Speaking at the 30th anniversary of the Nigerian Economic Summit in Abuja, Vice President Kashim Shettima admitted that some government policies, while painful, are necessary to address the country’s pressing economic challenges.

“My heart and the heart of President Bola Tinubu go to the Nigerian people,” Shettima remarked. “We empathize with what the poor and the young are going through, but we have no option.”

While the administration’s commitment to economic reforms is clear, the question remains: Are these policies actually sensible, and will they lead to lasting improvements in Nigeria’s economic landscape?

Fiscal and Exchange Rate Reforms—A Step Towards Stability?

Before President Tinubu’s economic reforms, Nigeria was reportedly losing N10 trillion in foregone revenue annually due to fuel subsidies and multiple exchange rate policies. 

According to the World Bank, these policies placed an enormous strain on the economy, costing around N5.2 trillion in lost revenue due to the pegging of the exchange rate and another N4.5 trillion to fuel subsidies in 2022. This drain on the country’s finances was unsustainable.

The decision to remove these subsidies and unify exchange rates, though unpopular, was made to address this financial hemorrhage. The government’s position is that these changes, while difficult in the short term, will stabilize the economy in the long run.

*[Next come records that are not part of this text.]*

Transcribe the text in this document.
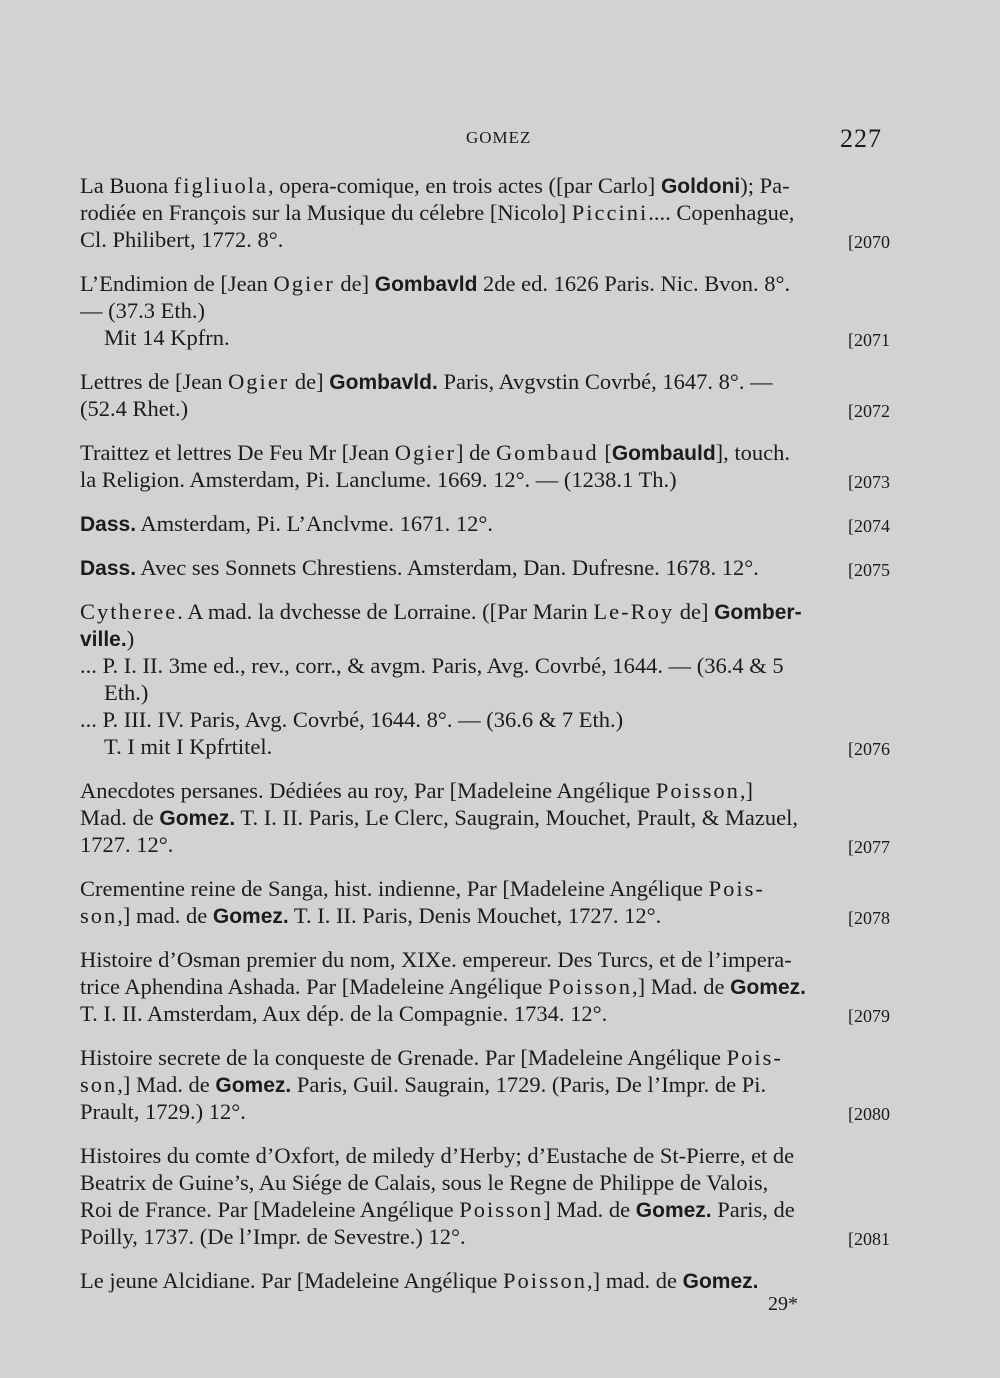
GOMEZ	227
La Buona figliuola, opera-comique, en trois actes ([par Carlo] Goldoni); Pa-
rodiée en François sur la Musique du célebre [Nicolo] Piccini.... Copenhague,
Cl. Philibert, 1772. 8°.	[2070
L’Endimion de [Jean Ogier de] Gombavld 2de ed. 1626 Paris. Nic. Bvon. 8°.
— (37.3 Eth.)
Mit 14 Kpfrn.	[2071
Lettres de [Jean Ogier de] Gombavld. Paris, Avgvstin Covrbé, 1647. 8°. —
(52.4 Rhet.)	[2072
Traittez et lettres De Feu Mr [Jean Ogier] de Gombaud [Gombauld], touch.
la Religion. Amsterdam, Pi. Lanclume. 1669. 12°. — (1238.1 Th.)	[2073
Dass. Amsterdam, Pi. L’Anclvme. 1671. 12°.	[2074
Dass. Avec ses Sonnets Chrestiens. Amsterdam, Dan. Dufresne. 1678. 12°.	[2075
Cytheree. A mad. la dvchesse de Lorraine. ([Par Marin Le-Roy de] Gomber-
ville.)
... P. I. II. 3me ed., rev., corr., & avgm. Paris, Avg. Covrbé, 1644. — (36.4 & 5
Eth.)
... P. III. IV. Paris, Avg. Covrbé, 1644. 8°. — (36.6 & 7 Eth.)
T. I mit I Kpfrtitel.	[2076
Anecdotes persanes. Dédiées au roy, Par [Madeleine Angélique Poisson,]
Mad. de Gomez. T. I. II. Paris, Le Clerc, Saugrain, Mouchet, Prault, & Mazuel,
1727. 12°.	[2077
Crementine reine de Sanga, hist. indienne, Par [Madeleine Angélique Pois-
son,] mad. de Gomez. T. I. II. Paris, Denis Mouchet, 1727. 12°.	[2078
Histoire d’Osman premier du nom, XIXe. empereur. Des Turcs, et de l’impera-
trice Aphendina Ashada. Par [Madeleine Angélique Poisson,] Mad. de Gomez.
T. I. II. Amsterdam, Aux dép. de la Compagnie. 1734. 12°.	[2079
Histoire secrete de la conqueste de Grenade. Par [Madeleine Angélique Pois-
son,] Mad. de Gomez. Paris, Guil. Saugrain, 1729. (Paris, De l’Impr. de Pi.
Prault, 1729.) 12°.	[2080
Histoires du comte d’Oxfort, de miledy d’Herby; d’Eustache de St-Pierre, et de
Beatrix de Guine’s, Au Siége de Calais, sous le Regne de Philippe de Valois,
Roi de France. Par [Madeleine Angélique Poisson] Mad. de Gomez. Paris, de
Poilly, 1737. (De l’Impr. de Sevestre.) 12°.	[2081
Le jeune Alcidiane. Par [Madeleine Angélique Poisson,] mad. de Gomez.
29*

Without these reforms, the country was on the brink of collapse, with inflation, burgeoning public debt, and an over-reliance on printing money to cover fiscal gaps.

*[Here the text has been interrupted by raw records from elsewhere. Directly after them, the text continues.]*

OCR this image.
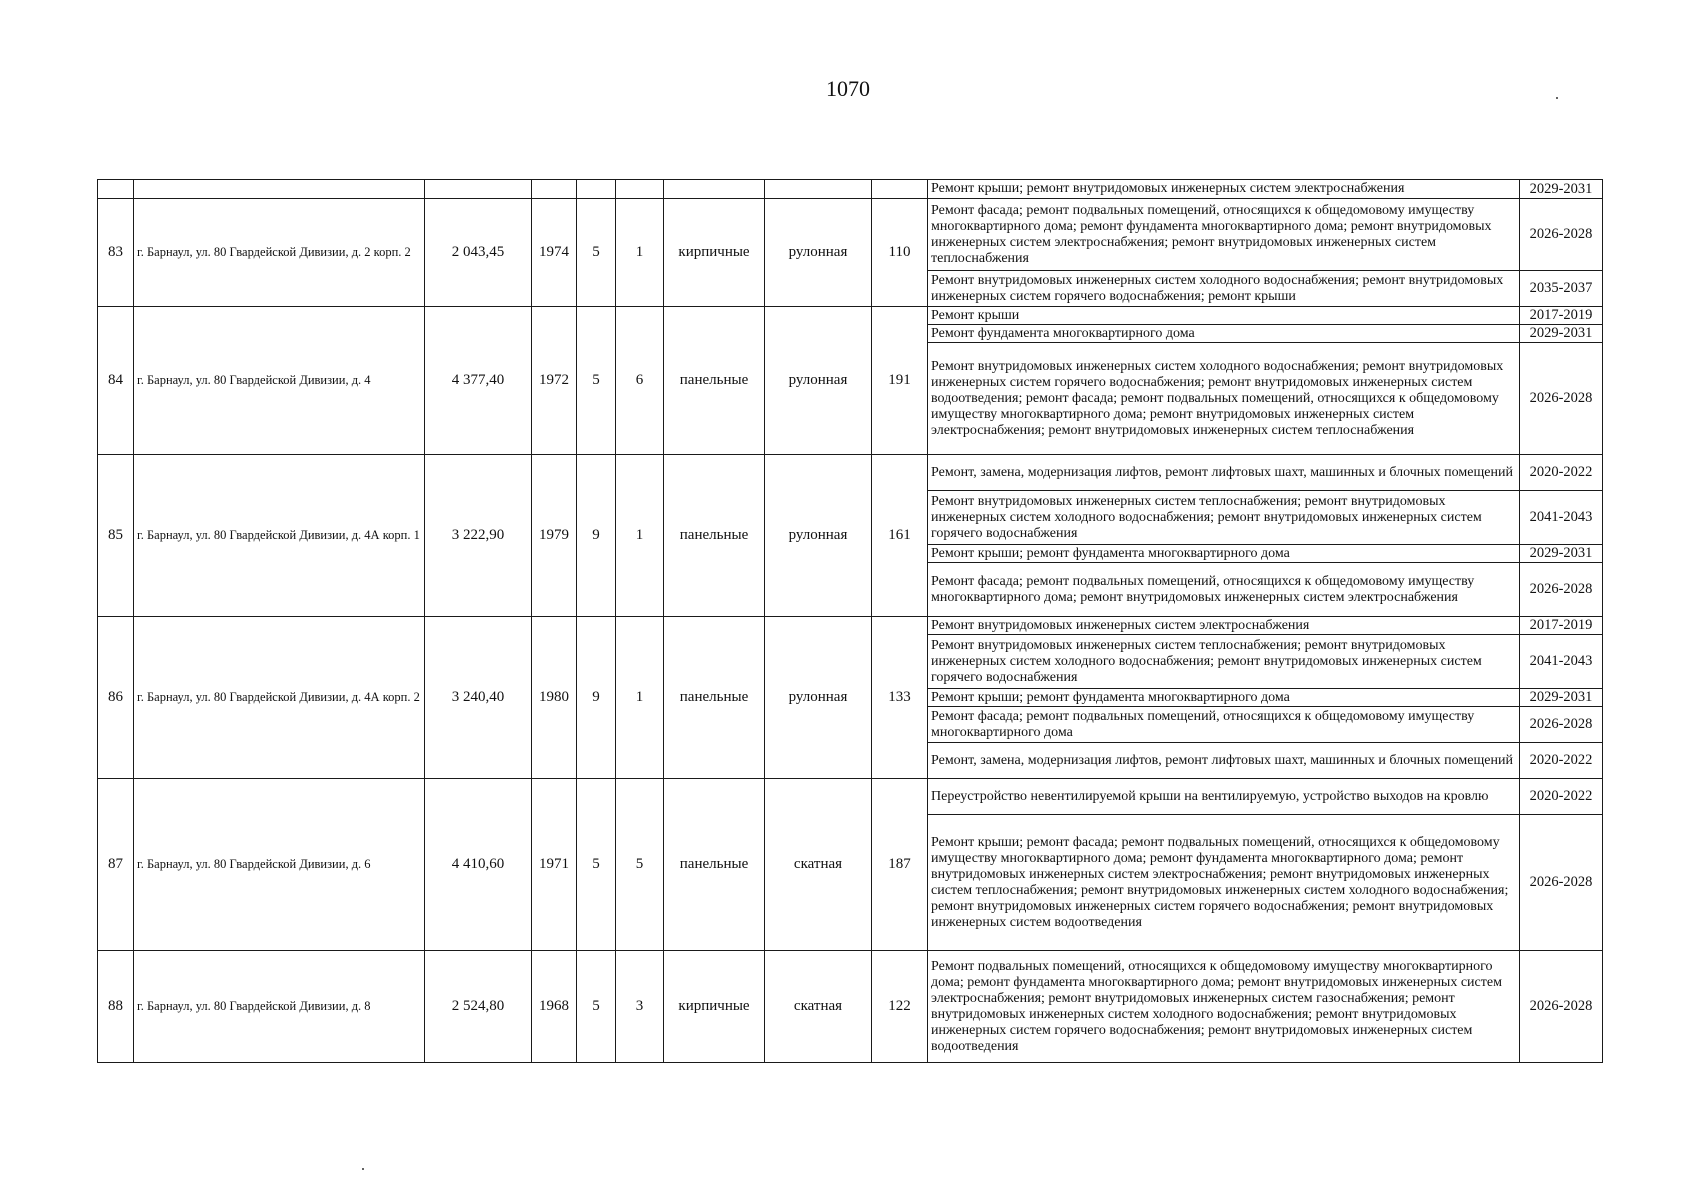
1070
									Ремонт крыши; ремонт внутридомовых инженерных систем электроснабжения	2029-2031
83	г. Барнаул, ул. 80 Гвардейской Дивизии, д. 2 корп. 2	2 043,45	1974	5	1	кирпичные	рулонная	110	Ремонт фасада; ремонт подвальных помещений, относящихся к общедомовому имуществу многоквартирного дома; ремонт фундамента многоквартирного дома; ремонт внутридомовых инженерных систем электроснабжения; ремонт внутридомовых инженерных систем теплоснабжения	2026-2028
									Ремонт внутридомовых инженерных систем холодного водоснабжения; ремонт внутридомовых инженерных систем горячего водоснабжения; ремонт крыши	2035-2037
84	г. Барнаул, ул. 80 Гвардейской Дивизии, д. 4	4 377,40	1972	5	6	панельные	рулонная	191	Ремонт крыши	2017-2019
									Ремонт фундамента многоквартирного дома	2029-2031
									Ремонт внутридомовых инженерных систем холодного водоснабжения; ремонт внутридомовых инженерных систем горячего водоснабжения; ремонт внутридомовых инженерных систем водоотведения; ремонт фасада; ремонт подвальных помещений, относящихся к общедомовому имуществу многоквартирного дома; ремонт внутридомовых инженерных систем электроснабжения; ремонт внутридомовых инженерных систем теплоснабжения	2026-2028
85	г. Барнаул, ул. 80 Гвардейской Дивизии, д. 4А корп. 1	3 222,90	1979	9	1	панельные	рулонная	161	Ремонт, замена, модернизация лифтов, ремонт лифтовых шахт, машинных и блочных помещений	2020-2022
									Ремонт внутридомовых инженерных систем теплоснабжения; ремонт внутридомовых инженерных систем холодного водоснабжения; ремонт внутридомовых инженерных систем горячего водоснабжения	2041-2043
									Ремонт крыши; ремонт фундамента многоквартирного дома	2029-2031
									Ремонт фасада; ремонт подвальных помещений, относящихся к общедомовому имуществу многоквартирного дома; ремонт внутридомовых инженерных систем электроснабжения	2026-2028
86	г. Барнаул, ул. 80 Гвардейской Дивизии, д. 4А корп. 2	3 240,40	1980	9	1	панельные	рулонная	133	Ремонт внутридомовых инженерных систем электроснабжения	2017-2019
									Ремонт внутридомовых инженерных систем теплоснабжения; ремонт внутридомовых инженерных систем холодного водоснабжения; ремонт внутридомовых инженерных систем горячего водоснабжения	2041-2043
									Ремонт крыши; ремонт фундамента многоквартирного дома	2029-2031
									Ремонт фасада; ремонт подвальных помещений, относящихся к общедомовому имуществу многоквартирного дома	2026-2028
									Ремонт, замена, модернизация лифтов, ремонт лифтовых шахт, машинных и блочных помещений	2020-2022
87	г. Барнаул, ул. 80 Гвардейской Дивизии, д. 6	4 410,60	1971	5	5	панельные	скатная	187	Переустройство невентилируемой крыши на вентилируемую, устройство выходов на кровлю	2020-2022
									Ремонт крыши; ремонт фасада; ремонт подвальных помещений, относящихся к общедомовому имуществу многоквартирного дома; ремонт фундамента многоквартирного дома; ремонт внутридомовых инженерных систем электроснабжения; ремонт внутридомовых инженерных систем теплоснабжения; ремонт внутридомовых инженерных систем холодного водоснабжения; ремонт внутридомовых инженерных систем горячего водоснабжения; ремонт внутридомовых инженерных систем водоотведения	2026-2028
88	г. Барнаул, ул. 80 Гвардейской Дивизии, д. 8	2 524,80	1968	5	3	кирпичные	скатная	122	Ремонт подвальных помещений, относящихся к общедомовому имуществу многоквартирного дома; ремонт фундамента многоквартирного дома; ремонт внутридомовых инженерных систем электроснабжения; ремонт внутридомовых инженерных систем газоснабжения; ремонт внутридомовых инженерных систем холодного водоснабжения; ремонт внутридомовых инженерных систем горячего водоснабжения; ремонт внутридомовых инженерных систем водоотведения	2026-2028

Despite these positive intentions, the immediate effect has been a sharp rise in inflation and fuel prices, with the cost of living soaring. The Nigerian National Petroleum Company (NNPC) has raised fuel prices to over N1,000 per liter in some regions, contributing to widespread public discomfort. This begs the question, can the country withstand the short-term pain to reap the long-term gains, or will the cost prove too high?

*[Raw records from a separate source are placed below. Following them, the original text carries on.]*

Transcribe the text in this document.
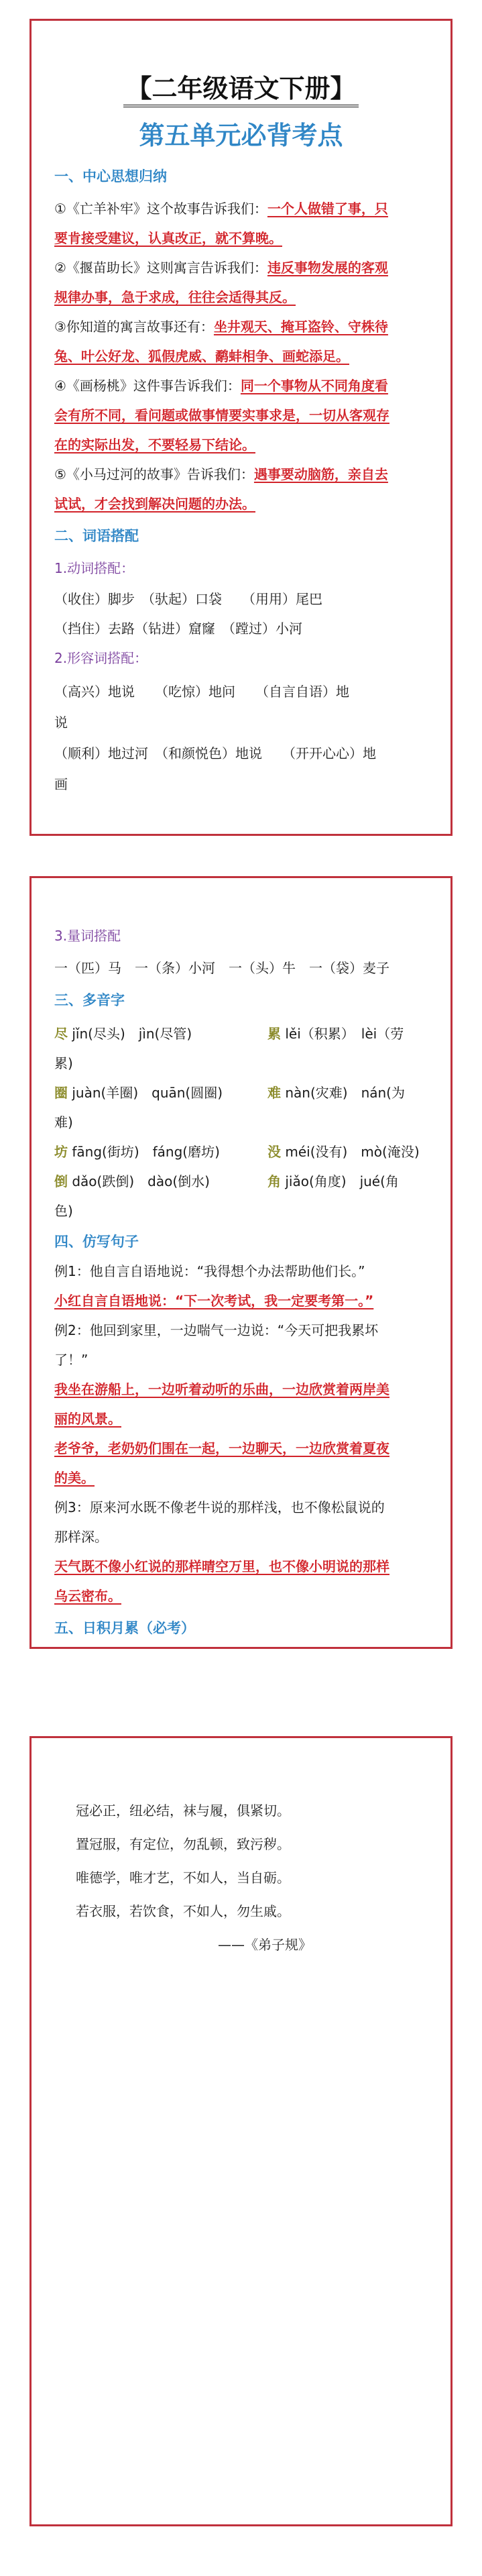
【二年级语文下册】
第五单元必背考点
一、中心思想归纳
①《亡羊补牢》这个故事告诉我们：一个人做错了事，只
要肯接受建议，认真改正，就不算晚。
②《揠苗助长》这则寓言告诉我们：违反事物发展的客观
规律办事，急于求成，往往会适得其反。
③你知道的寓言故事还有：坐井观天、掩耳盗铃、守株待
兔、叶公好龙、狐假虎威、鹬蚌相争、画蛇添足。
④《画杨桃》这件事告诉我们：同一个事物从不同角度看
会有所不同，看问题或做事情要实事求是，一切从客观存
在的实际出发，不要轻易下结论。
⑤《小马过河的故事》告诉我们：遇事要动脑筋，亲自去
试试，才会找到解决问题的办法。
二、词语搭配
1.动词搭配：
（收住）脚步　（驮起）口袋　　（用用）尾巴
（挡住）去路（钻进）窟窿　（蹚过）小河
2.形容词搭配：
（高兴）地说　　（吃惊）地问　　（自言自语）地
说
（顺利）地过河　（和颜悦色）地说　　（开开心心）地
画
3.量词搭配
一（匹）马　一（条）小河　一（头）牛　一（袋）麦子
三、多音字
尽 jǐn(尽头)　jìn(尽管)	累 lěi（积累）　lèi（劳
累)
圈 juàn(羊圈)　quān(圆圈)	难 nàn(灾难)　nán(为
难)
坊 fāng(街坊)　fáng(磨坊)	没 méi(没有)　mò(淹没)
倒 dǎo(跌倒)　dào(倒水)	角 jiǎo(角度)　jué(角
色)
四、仿写句子
例1：他自言自语地说：“我得想个办法帮助他们长。”
小红自言自语地说：“下一次考试，我一定要考第一。”
例2：他回到家里，一边喘气一边说：“今天可把我累坏
了！”
我坐在游船上，一边听着动听的乐曲，一边欣赏着两岸美
丽的风景。
老爷爷，老奶奶们围在一起，一边聊天，一边欣赏着夏夜
的美。
例3：原来河水既不像老牛说的那样浅，也不像松鼠说的
那样深。
天气既不像小红说的那样晴空万里，也不像小明说的那样
乌云密布。
五、日积月累（必考）
冠必正，纽必结，袜与履，俱紧切。
置冠服，有定位，勿乱顿，致污秽。
唯德学，唯才艺，不如人，当自砺。
若衣服，若饮食，不如人，勿生戚。
——《弟子规》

The doubts and skepticism surrounding Tinubu’s plans

Not everyone is convinced that the Tinubu administration’s economic policies will yield the desired results. Dele Momodu, a veteran journalist and prominent political figure, mentioned the government’s ability to deliver meaningful change.

Speaking on Channels Television, Momodu remarked, “I have yet to see the sign of that light at the end of the tunnel.” His concerns reflect the frustrations of many Nigerians who feel that the promised benefits of these reforms are yet to materialize.

Momodu’s critique touches on a deeper issue, public trust. Nigerians have heard countless promises of economic reform from past administrations, yet the country’s problems persist. 

Tinubu’s administration will ultimately be judged by its results, not its rhetoric. If the economy doesn’t improve soon, the current leadership may face the same criticism directed at previous administrations, including Buhari’s.

Conc

While the World Bank has praised these initiatives as essential, public opinion is divided. As Nigerians grapple with higher costs of living, the question remains: Will the pain of today lead to a more prosperous tomorrow, or is there a risk that these policies might deepen the country’s economic troubles?

Ultimately, the answer lies in the outcomes. If Tinubu’s administration can weather the storm and deliver on its promises of economic stability, history may judge these policies as sensible. If not, the reforms could be remembered as well-intentioned but insufficient to address Nigeria’s complex economic challenges.